L’utilité première de cet ouvrage est rappelée dans le préambule. En effet chaque courrier doit désormais préciser le département où habite le destinataire, et le bureau de poste chargé de la remise dans le secteur où il réside. Certains départements, comme la Haute-Garonne, la Seine-et-Oise ou les Landes, sont très étendus, et un mauvais aiguillage du courrier est susceptible d’entraîner sa non-distribution. Précisons qu’à cette époque le courrier n’est pas encore remis à domicile, la France ne se dotant d’un service de facteurs qu’à partir de 1829.
Les notices se structurent comme suit : le nom de la localité, le département, le bureau de poste de référence, la distance entre la localité et ce bureau de poste. Ce qui donne par exemple : “Guisseny, Finist. Lesneven, 8 k.”, “Espedeillac, Lot. Figeac, 21 k.”, “Brain-sur-Allonne, Maine et L. Saumur, 12 k.” Le bureau de poste principal fait figure de chef-lieu. Pour chacun d’entre eux sont indiquées les institutions administratives civiles, judiciaires et militaires qu’il abrite, ainsi que les activités économiques, industrielles et commerciales majeures qui y sont représentées. Autres indications : la route postale auquel le bureau de poste est rattaché, mais aussi sa distance par rapport à la préfecture et à Paris « de sorte que l’on a pour chaque endroit de la République, sa distance approximative entre son chef-lieu de département et Paris ». Pour prendre l’exemple de Châteaudun, cela donne : “tribunal de 1ère instance, chef-lieu de sous-préfecture et du 3e arrondissement communal, sous-inspection forestière, chef-lieu de canton, relais de poste aux chevaux. Bureau de poste situé sur la route de Chartres à Vendôme, distant de 44 k. de Paris 136 k. Filature de coton”.
Les distances sont indiquées en kilomètres et non plus en lieues comme auparavant. Outre qu’il s’agit d’habituer les lecteurs au nouveau découpage administratif du pays, il convient de les initier à cette nouvelle unité de mesure : « Que le mot de kilomètre, auquel peu de personnes sont habitués, n’effraye cependant pas. Il y a à la suite de cet avertissement un tableau de réduction des kilomètres en lieues. »
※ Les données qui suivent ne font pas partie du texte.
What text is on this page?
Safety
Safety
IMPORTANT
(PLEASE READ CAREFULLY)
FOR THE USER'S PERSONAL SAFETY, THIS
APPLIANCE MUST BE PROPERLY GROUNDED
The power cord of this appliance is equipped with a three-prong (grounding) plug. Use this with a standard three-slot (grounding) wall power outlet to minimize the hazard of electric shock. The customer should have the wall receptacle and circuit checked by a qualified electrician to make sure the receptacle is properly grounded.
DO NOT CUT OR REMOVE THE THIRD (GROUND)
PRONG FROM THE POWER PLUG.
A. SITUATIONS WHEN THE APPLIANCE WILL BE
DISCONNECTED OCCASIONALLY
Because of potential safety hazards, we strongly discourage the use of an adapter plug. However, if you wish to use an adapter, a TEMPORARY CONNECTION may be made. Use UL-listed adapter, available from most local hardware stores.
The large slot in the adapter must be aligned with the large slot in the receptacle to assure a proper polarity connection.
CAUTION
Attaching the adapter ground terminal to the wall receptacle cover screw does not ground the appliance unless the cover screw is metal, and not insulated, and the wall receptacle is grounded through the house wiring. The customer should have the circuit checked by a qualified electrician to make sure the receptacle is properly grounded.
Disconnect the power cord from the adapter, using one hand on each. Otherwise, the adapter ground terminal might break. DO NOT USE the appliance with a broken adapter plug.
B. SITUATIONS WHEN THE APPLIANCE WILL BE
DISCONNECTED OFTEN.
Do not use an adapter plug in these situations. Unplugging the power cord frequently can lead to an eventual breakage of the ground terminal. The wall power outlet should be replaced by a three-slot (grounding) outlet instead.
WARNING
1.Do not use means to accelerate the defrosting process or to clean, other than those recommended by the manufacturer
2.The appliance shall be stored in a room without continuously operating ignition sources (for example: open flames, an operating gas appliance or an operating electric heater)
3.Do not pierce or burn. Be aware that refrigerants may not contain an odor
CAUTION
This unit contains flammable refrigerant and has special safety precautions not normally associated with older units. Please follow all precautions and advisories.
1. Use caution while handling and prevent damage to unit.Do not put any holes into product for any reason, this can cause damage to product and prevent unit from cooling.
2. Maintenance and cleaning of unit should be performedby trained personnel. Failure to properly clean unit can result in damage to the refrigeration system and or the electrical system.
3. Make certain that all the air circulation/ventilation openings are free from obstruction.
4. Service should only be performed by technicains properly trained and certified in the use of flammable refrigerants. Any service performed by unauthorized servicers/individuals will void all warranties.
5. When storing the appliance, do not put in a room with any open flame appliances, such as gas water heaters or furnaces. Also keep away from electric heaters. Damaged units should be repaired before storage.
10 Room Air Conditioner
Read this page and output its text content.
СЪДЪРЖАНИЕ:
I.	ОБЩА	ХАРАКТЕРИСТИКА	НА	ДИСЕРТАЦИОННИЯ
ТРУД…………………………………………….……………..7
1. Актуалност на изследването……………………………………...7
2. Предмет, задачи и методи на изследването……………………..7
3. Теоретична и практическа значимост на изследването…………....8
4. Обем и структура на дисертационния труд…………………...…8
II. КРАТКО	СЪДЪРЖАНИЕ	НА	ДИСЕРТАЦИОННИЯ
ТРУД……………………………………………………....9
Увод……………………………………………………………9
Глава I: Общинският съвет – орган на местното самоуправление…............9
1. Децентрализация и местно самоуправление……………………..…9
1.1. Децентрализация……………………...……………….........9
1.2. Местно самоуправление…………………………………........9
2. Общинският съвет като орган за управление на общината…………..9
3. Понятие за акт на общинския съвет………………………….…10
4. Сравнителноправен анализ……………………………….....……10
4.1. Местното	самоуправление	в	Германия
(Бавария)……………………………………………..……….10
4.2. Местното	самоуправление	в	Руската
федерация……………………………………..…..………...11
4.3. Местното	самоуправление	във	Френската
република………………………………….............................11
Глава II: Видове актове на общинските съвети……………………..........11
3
L’ouvrage cherche à remettre de l’ordre dans la toponymie du pays. Pendant l’épisode révolutionnaire, bien des villes et des localités ont changé plusieurs fois de nom, ce qui entretient une certaine confusion. Par exemple, en quelques années Saint-Malo a été successivement rebaptisée Port-Malo, Commune-de-la-Victoire et Mont-Mamet, avant de retrouver son nom d’origine. L’auteur précise que « les anciens et véritables noms des villes ont été rétablis, à l’exception d’un très petit nombre dont les changements ont été maintenus par les arrêtés des Consuls contenant la division du territoire de la République en justices de paix, et qui, aux termes de l’arrêt du 9 fructidor an IX, doivent seuls déterminer le nom qui sera donné à l’avenir ». Quelques villes conserveront finalement leur nom révolutionnaire à l’instar de Bourg-la-Reine, devenu Bourg-Égalité, de Brie-Comte-Robert, remplacé par Brie-sur-Hières, ou encore de Port-Louis qui gardera sa nouvelle dénomination de Port-Liberté.
En 1817, LECOUSTURIER fera paraître une nouvelle édition de son dictionnaire des postes dont la publication sera ensuite reprise en direct par l’administration des postes. Actualisée et remaniée en 1835, une nouvelle version paraîtra en 1837 puis en 1845. Par la suite, la société Oberthur de Rennes, bénéficiant d’une délégation pour l’imprimer, l’éditera sous son nom. En 1884, l’ouvrage deviendra le Dictionnaire de postes et des télégraphes. Après 1913, il ne fera plus l’objet que de simples mises à jour, la dernière datant de 1922. En parallèle, les livres de postes, sous le titre d’État général des postes, continueront à être publiés jusqu’en 1859.